President Recep Tayyip Erdogan’s remarks in the north during his first foreign visit after his re-election last month are not new, but suggest that Ankara’s policy line on Cyprus remains unwavering, despite international condemnation of the proposal for a two-state agreement that goes against UN resolutions calling for a single, federated Cyprus.
“No one can bear to waste another 50 years of time,” Erdogan said at a joint press conference with Turkish Cypriot leader Ersin Tatar. “If there is to be a return to the negotiating table, the only way to achieve this is to recognize the Turkish Republic of Northern Cyprus.”
It also dashed hopes held by the internationally recognized Cypriot government for a quick return to negotiations, although a spokesman for President Nikos Anastasiades said on Monday that Erdogan would be judged on his deeds rather than his words.
Cyprus was divided in 1974 when Turkey invaded following a coup by supporters of union with Greece.
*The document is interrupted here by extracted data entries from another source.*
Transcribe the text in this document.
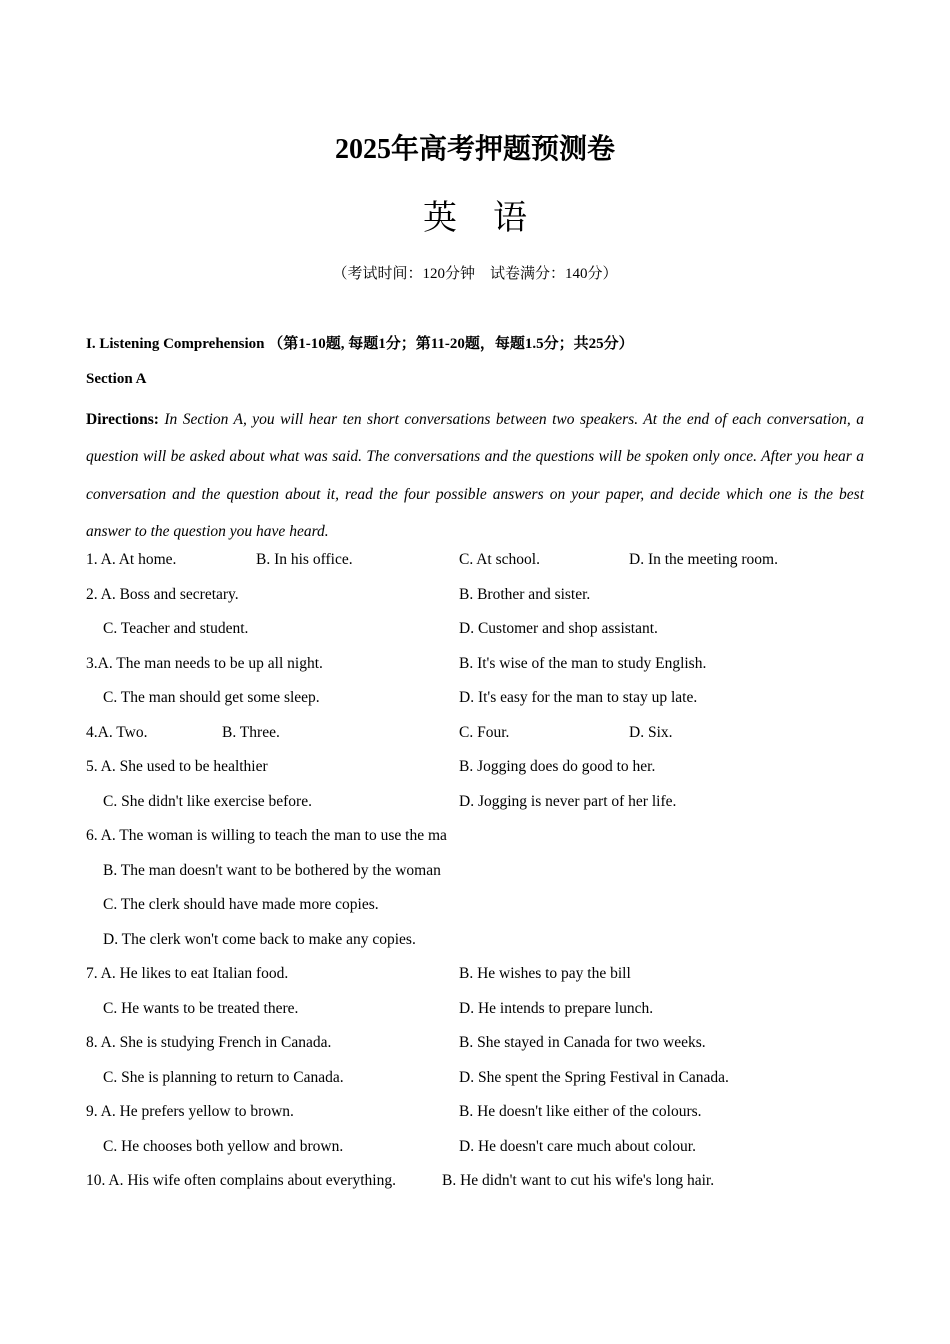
2025年高考押题预测卷
英语
（考试时间：120分钟　试卷满分：140分）
I. Listening Comprehension （第1-10题, 每题1分；第11-20题，每题1.5分；共25分）
Section A
Directions: In Section A, you will hear ten short conversations between two speakers. At the end of each conversation, a question will be asked about what was said. The conversations and the questions will be spoken only once. After you hear a conversation and the question about it, read the four possible answers on your paper, and decide which one is the best answer to the question you have heard.
1. A. At home.	B. In his office.	C. At school.	D. In the meeting room.
2. A. Boss and secretary.	B. Brother and sister.
C. Teacher and student.	D. Customer and shop assistant.
3.A. The man needs to be up all night.	B. It's wise of the man to study English.
C. The man should get some sleep.	D. It's easy for the man to stay up late.
4.A. Two.	B. Three.	C. Four.	D. Six.
5. A. She used to be healthier	B. Jogging does do good to her.
C. She didn't like exercise before.	D. Jogging is never part of her life.
6. A. The woman is willing to teach the man to use the ma
B. The man doesn't want to be bothered by the woman
C. The clerk should have made more copies.
D. The clerk won't come back to make any copies.
7. A. He likes to eat Italian food.	B. He wishes to pay the bill
C. He wants to be treated there.	D. He intends to prepare lunch.
8. A. She is studying French in Canada.	B. She stayed in Canada for two weeks.
C. She is planning to return to Canada.	D. She spent the Spring Festival in Canada.
9. A. He prefers yellow to brown.	B. He doesn't like either of the colours.
C. He chooses both yellow and brown.	D. He doesn't care much about colour.
10. A. His wife often complains about everything.	B. He didn't want to cut his wife's long hair.
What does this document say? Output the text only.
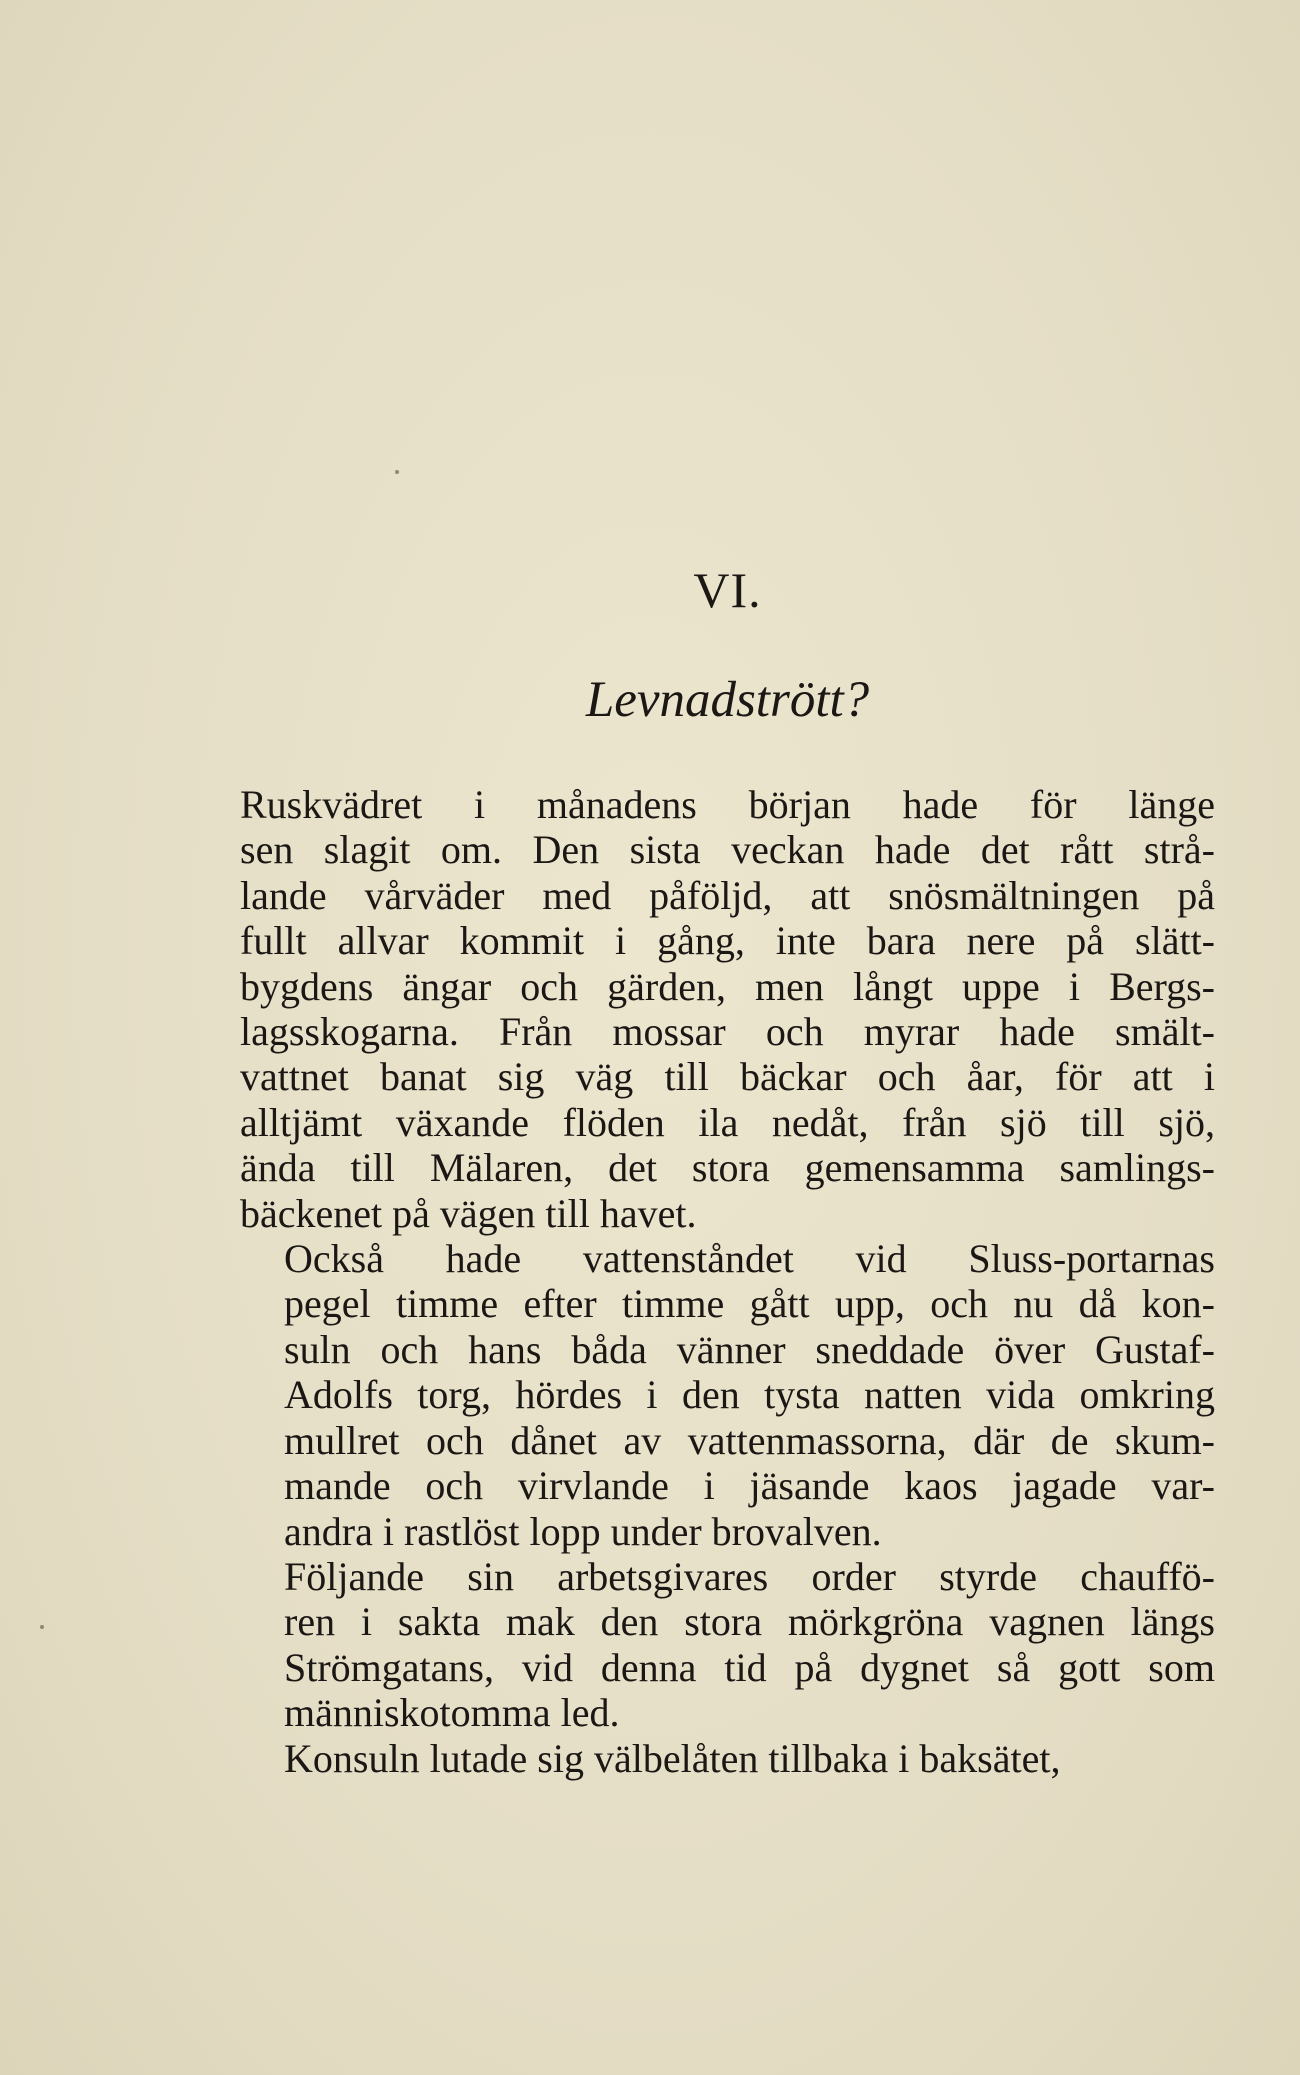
VI.
Levnadstrött?
Ruskvädret i månadens början hade för länge
sen slagit om. Den sista veckan hade det rått strå-
lande vårväder med påföljd, att snösmältningen på
fullt allvar kommit i gång, inte bara nere på slätt-
bygdens ängar och gärden, men långt uppe i Bergs-
lagsskogarna. Från mossar och myrar hade smält-
vattnet banat sig väg till bäckar och åar, för att i
alltjämt växande flöden ila nedåt, från sjö till sjö,
ända till Mälaren, det stora gemensamma samlings-
bäckenet på vägen till havet.
Också hade vattenståndet vid Sluss-portarnas
pegel timme efter timme gått upp, och nu då kon-
suln och hans båda vänner sneddade över Gustaf-
Adolfs torg, hördes i den tysta natten vida omkring
mullret och dånet av vattenmassorna, där de skum-
mande och virvlande i jäsande kaos jagade var-
andra i rastlöst lopp under brovalven.
Följande sin arbetsgivares order styrde chauffö-
ren i sakta mak den stora mörkgröna vagnen längs
Strömgatans, vid denna tid på dygnet så gott som
människotomma led.
Konsuln lutade sig välbelåten tillbaka i baksätet,
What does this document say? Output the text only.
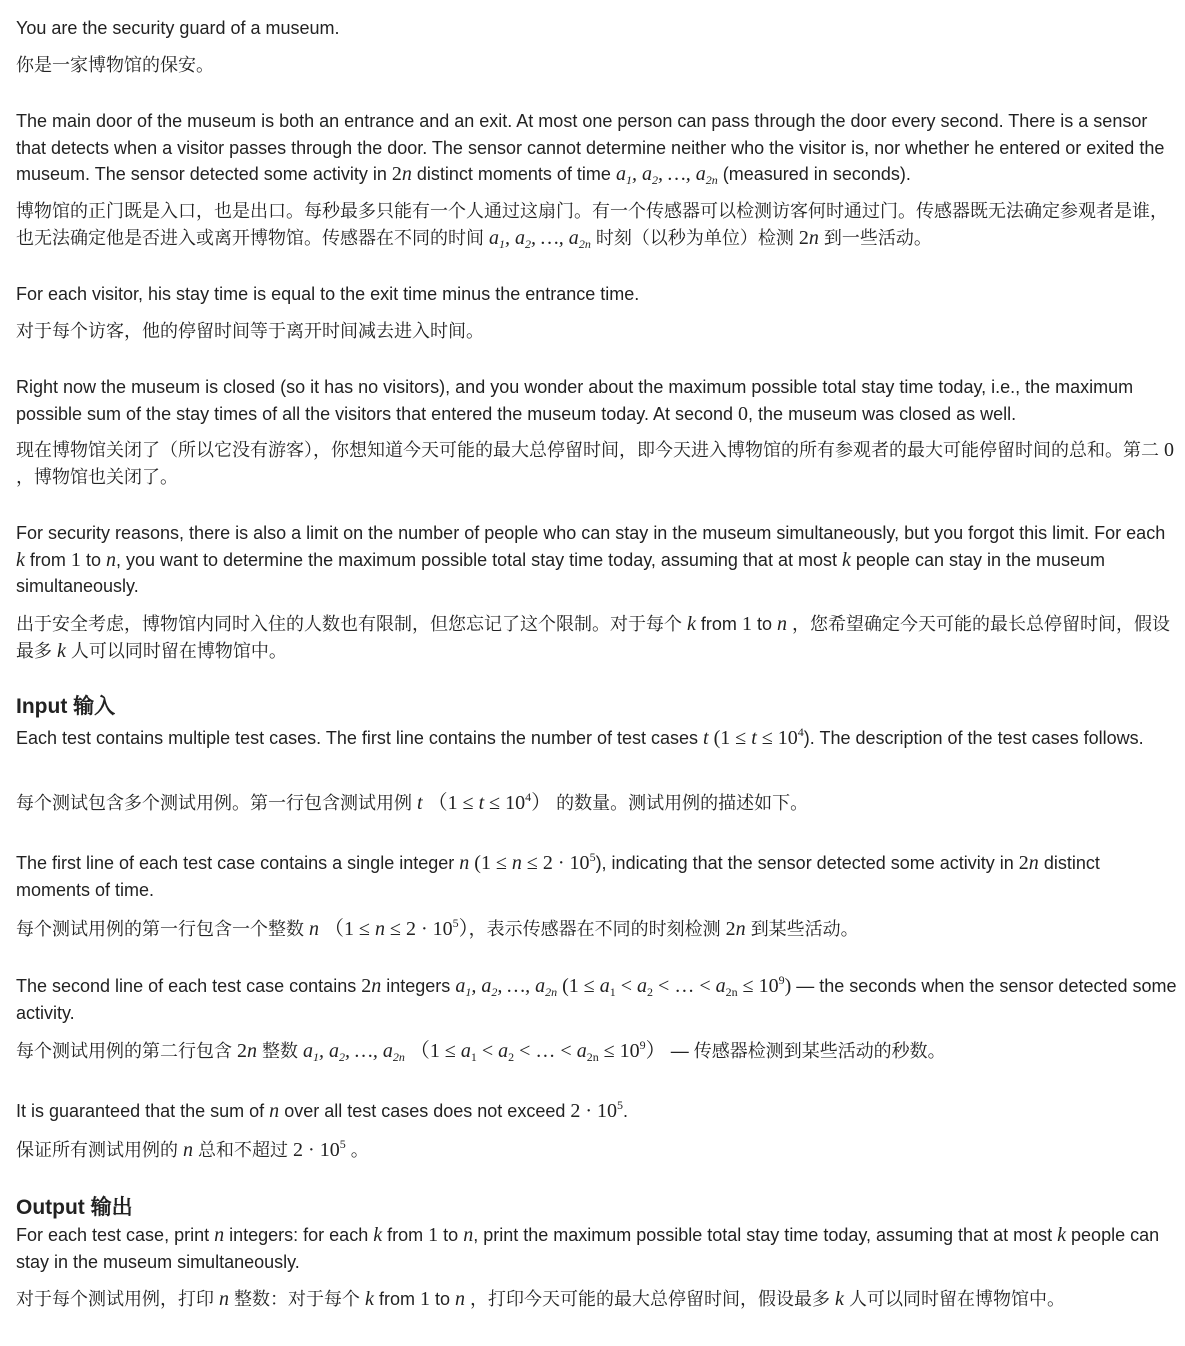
You are the security guard of a museum.

你是一家博物馆的保安。

The main door of the museum is both an entrance and an exit. At most one person can pass through the door every second. There is a sensor that detects when a visitor passes through the door. The sensor cannot determine neither who the visitor is, nor whether he entered or exited the museum. The sensor detected some activity in 2n distinct moments of time $a_1$, $a_2$, …, $a_{2n}$ (measured in seconds).

博物馆的正门既是入口，也是出口。每秒最多只能有一个人通过这扇门。有一个传感器可以检测访客何时通过门。传感器既无法确定参观者是谁，也无法确定他是否进入或离开博物馆。传感器在不同的时间 $a_1$, $a_2$, …, $a_{2n}$ 时刻（以秒为单位）检测 2n 到一些活动。

For each visitor, his stay time is equal to the exit time minus the entrance time.

对于每个访客，他的停留时间等于离开时间减去进入时间。

Right now the museum is closed (so it has no visitors), and you wonder about the maximum possible total stay time today, i.e., the maximum possible sum of the stay times of all the visitors that entered the museum today. At second 0, the museum was closed as well.

现在博物馆关闭了（所以它没有游客），你想知道今天可能的最大总停留时间，即今天进入博物馆的所有参观者的最大可能停留时间的总和。第二 0 ，博物馆也关闭了。

For security reasons, there is also a limit on the number of people who can stay in the museum simultaneously, but you forgot this limit. For each k from 1 to n, you want to determine the maximum possible total stay time today, assuming that at most k people can stay in the museum simultaneously.

出于安全考虑，博物馆内同时入住的人数也有限制，但您忘记了这个限制。对于每个 k from 1 to n ，您希望确定今天可能的最长总停留时间，假设最多 k 人可以同时留在博物馆中。

Input 输入

Each test contains multiple test cases. The first line contains the number of test cases t $(1 \le t \le 10^4)$. The description of the test cases follows.

每个测试包含多个测试用例。第一行包含测试用例 t $(1 \le t \le 10^4)$ 的数量。测试用例的描述如下。

The first line of each test case contains a single integer n $(1 \le n \le 2 \cdot 10^5)$, indicating that the sensor detected some activity in 2n distinct moments of time.

每个测试用例的第一行包含一个整数 n $(1 \le n \le 2 \cdot 10^5)$，表示传感器在不同的时刻检测 2n 到某些活动。

The second line of each test case contains 2n integers $a_1$, $a_2$, …, $a_{2n}$ ($1 \le a_1 < a_2$ < … < $a_{2n} \le 10^9$) — the seconds when the sensor detected some activity.

每个测试用例的第二行包含 2n 整数 $a_1$, $a_2$, …, $a_{2n}$ （$1 \le a_1 < a_2$ < … < $a_{2n} \le 10^9$） — 传感器检测到某些活动的秒数。

It is guaranteed that the sum of n over all test cases does not exceed $2 \cdot 10^5$.

保证所有测试用例的 n 总和不超过 $2 \cdot 10^5$ 。

Output 输出

For each test case, print n integers: for each k from 1 to n, print the maximum possible total stay time today, assuming that at most k people can stay in the museum simultaneously.

对于每个测试用例，打印 n 整数：对于每个 k from 1 to n ，打印今天可能的最大总停留时间，假设最多 k 人可以同时留在博物馆中。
The Turkish Cypriots declared independence nearly a decade later, but this is recognized only by Turkey, which maintains more than 35,000 troops and an array of weaponry in the north.
UN-led peace talks have not resolved the dispute. The most recent round in July 2017 failed due to Turkish insistence on maintaining military intervention rights and a permanent troop presence under any new arrangement. Another stumbling block was the Greek Cypriots’ rejection of a Turkish Cypriot demand for veto power over all government decisions at the federal level. Turkish Cypriots make up around a quarter of Greek Cypriots.
Turkey and the Turkish Cypriots say it would be pointless to continue negotiations on the basis of a federated Cyprus and have instead proposed a two-state agreement as a new starting point. Greek Cypriots say they cannot accept an agreement that would formalize the division of the country.
“The just demands of the Turkish Cypriots are clear and unequivocal. Turkish Cypriots have never been a minority and never will be,” Erdogan said.
The Turkish president said that Ankara will also continue its plans to supply Turkish Cypriots with electricity via an undersea cable. The north has been experiencing chronic electricity supply problems for years.
The power cable would complement the 66.5-mile (107 kilometer) undersea pipelines that Turkey built in 2015 to deliver fresh water to the arid north. The Cypriot government denounced the gas pipeline project as a way for Ankara to “increase Turkish influence and control over Cyprus”.